6. The apparatus for inter-process data flow analysis based on distributed graph computing according to claim 5, characterized in that, The analysis and calculation module M4 also includes the following modules: Computational Algorithm Module M41: Used for: Distributed working set algorithms implemented using a distributed graph computing framework; Node processing module M42: Used to process the entry nodes in the control flow graph if it is the first iteration; otherwise, it only processes the active nodes in the current round. Node analysis module M43: Used for: performing analysis on nodes in each iteration by passing messages three times, and determining whether to pass data stream facts based on the passing conditions; Repeat Execution Module M44: Used to repeatedly execute the steps of Node Processing Module M42 to Node Analysis Module M43 until all nodes are inactive, i.e., there is no data flow in the system.

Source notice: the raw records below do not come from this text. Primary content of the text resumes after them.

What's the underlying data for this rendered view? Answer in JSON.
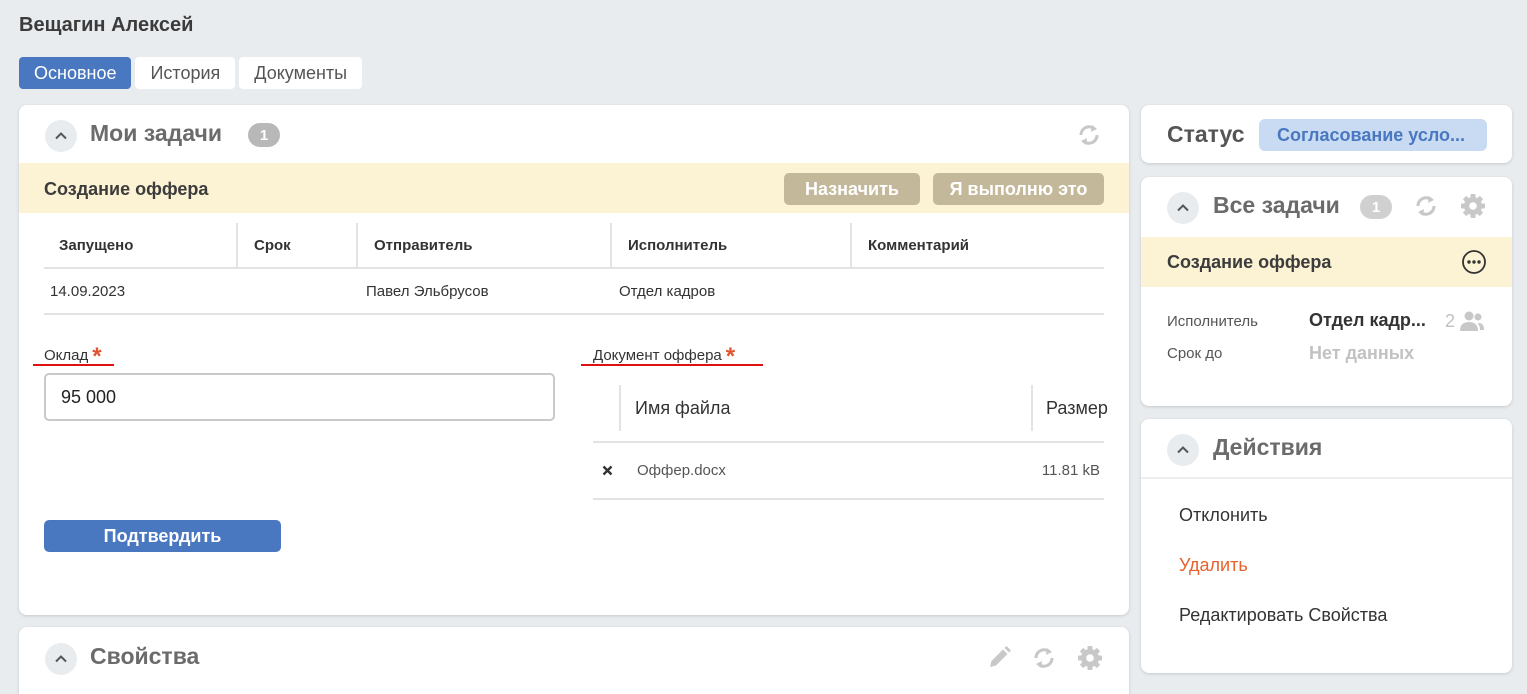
{
  "page": {
    "title": "Вещагин Алексей"
  },
  "tabs": [
    {
      "label": "Основное",
      "active": true
    },
    {
      "label": "История",
      "active": false
    },
    {
      "label": "Документы",
      "active": false
    }
  ],
  "my_tasks": {
    "title": "Мои задачи",
    "count": "1",
    "task": {
      "name": "Создание оффера",
      "assign_label": "Назначить",
      "take_label": "Я выполню это"
    },
    "columns": [
      "Запущено",
      "Срок",
      "Отправитель",
      "Исполнитель",
      "Комментарий"
    ],
    "rows": [
      {
        "started": "14.09.2023",
        "deadline": "",
        "sender": "Павел Эльбрусов",
        "executor": "Отдел кадров",
        "comment": ""
      }
    ],
    "salary": {
      "label": "Оклад",
      "value": "95 000"
    },
    "document": {
      "label": "Документ оффера",
      "columns": [
        "Имя файла",
        "Размер"
      ],
      "files": [
        {
          "name": "Оффер.docx",
          "size": "11.81 kB"
        }
      ]
    },
    "confirm_label": "Подтвердить"
  },
  "properties": {
    "title": "Свойства"
  },
  "status": {
    "label": "Статус",
    "value": "Согласование усло..."
  },
  "all_tasks": {
    "title": "Все задачи",
    "count": "1",
    "task_name": "Создание оффера",
    "executor_label": "Исполнитель",
    "executor_value": "Отдел кадр...",
    "executor_count": "2",
    "deadline_label": "Срок до",
    "deadline_value": "Нет данных"
  },
  "actions": {
    "title": "Действия",
    "items": [
      "Отклонить",
      "Удалить",
      "Редактировать Свойства"
    ]
  },
  "colors": {
    "accent": "#4a78c0",
    "task_band": "#fcf2d4",
    "band_button": "#c4b89a",
    "required": "#e0552f",
    "danger": "#e8612c",
    "annotation_underline": "#e01010"
  },
  "icons": [
    "chevron-up-icon",
    "refresh-icon",
    "gear-icon",
    "pencil-icon",
    "more-icon",
    "people-icon",
    "remove-icon"
  ]
}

7. The apparatus for inter-process data flow analysis based on distributed graph computing according to claim 6, characterized in that, The distributed working set algorithm implemented in the computation table algorithm module M41 using a distributed graph computation framework is based on a mapping of two algorithms: the vertex-centric computation model in the field of distributed graph computation and the working set algorithm in the field of program analysis.

8. The apparatus for inter-process data flow analysis based on distributed graph computing according to claim 7, characterized in that, The computation algorithm module M41 uses a distributed working set algorithm implemented with a distributed graph computation framework, which is further optimized by a three-way message passing method.